The presence of camp culture in Angels in America is found within the play’s comedic structure while holding a theme of the AIDs epidemic. In Susan Sontag’s “Notes On “Camp”, she says, “The whole point of camp is to dethrone the serious. Camp is playful, anti-serious”, giving the thought that it is easier to joke about the serious than it is to look it in the eyes and deal with it. With AIDs being a very serious tragedy in our country’s history, Angels in America brings a sort of lightheartedness to the subject, this balance of drama and comedy makes the play campy.

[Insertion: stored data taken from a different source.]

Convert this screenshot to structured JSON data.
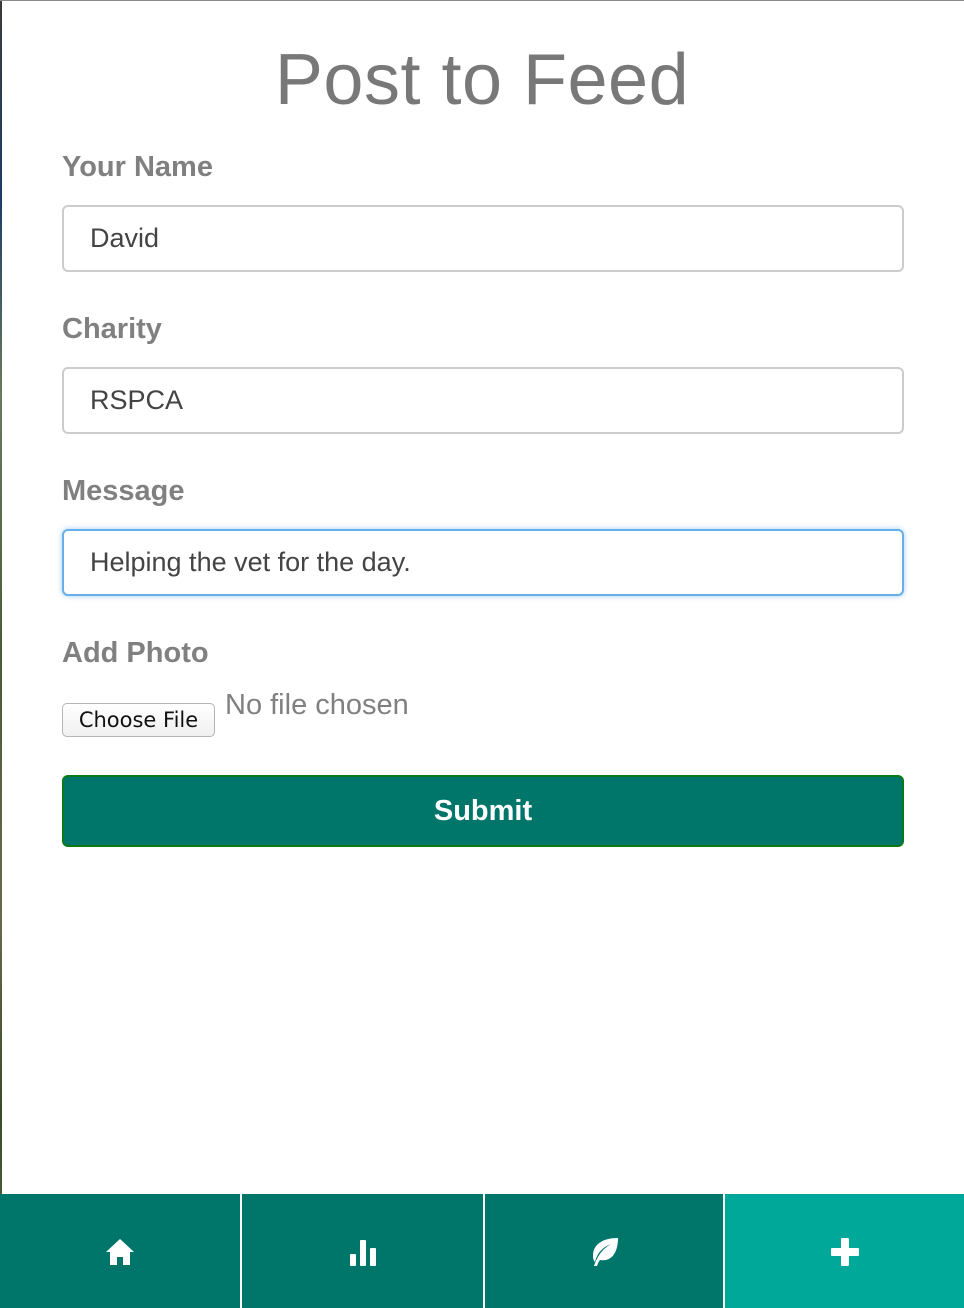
{
  "page": {
    "title": "Post to Feed"
  },
  "form": {
    "name_label": "Your Name",
    "name_value": "David",
    "charity_label": "Charity",
    "charity_value": "RSPCA",
    "message_label": "Message",
    "message_value": "Helping the vet for the day.",
    "photo_label": "Add Photo",
    "choose_file_label": "Choose File",
    "file_status": "No file chosen",
    "submit_label": "Submit"
  },
  "tabbar": {
    "items": [
      {
        "icon": "home-icon",
        "active": false
      },
      {
        "icon": "bar-chart-icon",
        "active": false
      },
      {
        "icon": "leaf-icon",
        "active": false
      },
      {
        "icon": "plus-icon",
        "active": true
      }
    ]
  },
  "colors": {
    "brand_teal": "#00766a",
    "active_teal": "#00a89a",
    "focus_blue": "#66afe9",
    "label_gray": "#808080"
  }
}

The play shows several examples of camp, one including the funeral of a major drag queen in New York City. Rather than a funeral, it was a celebration. HBO’s production of the play showed fellow people of the LGBTQ community, not mourning death, but singing along with the church choir to celebrate life. Belize also says, “He couldn’t be buried like a civilian. Trailing sequins and incense he came into the world, trailing sequins and incense he departed it. And good for him!” Taking death, a typically morbid topic and adding the joyful singing and sequins is camp because it makes a heartbreaking situation a little bit easier to swallow.
On the contrary, Prior resists camp in this specific scene. While exiting the funeral he says, “A great queen; big fucking deal. That ludicrous spectacle in there, just a parody of someone who really counted. We don’t; faggots, we’re just a bad dream the real world is having, and the real world’s waking up. And he’s dead”. Here Prior lets seriousness take over the topic of death, referring to gay people as the real world’s bad dream. Prior is being anti-camp because rather looking at the joy of the drag queen’s sparkly life, he looks at it as nothing more than the death of another person that the rest of the world does not care about. Prior’s anti-camipness makes the reader see the far end of the spectrum of an AIDs narrative, where people are dying and mourning their loved one’s deaths and there is no mention of the beauty of the life that they had. This play’s campiness allows a true tragedy to be brought to light, allowing the reader to see it as a story of life instead of a story of death.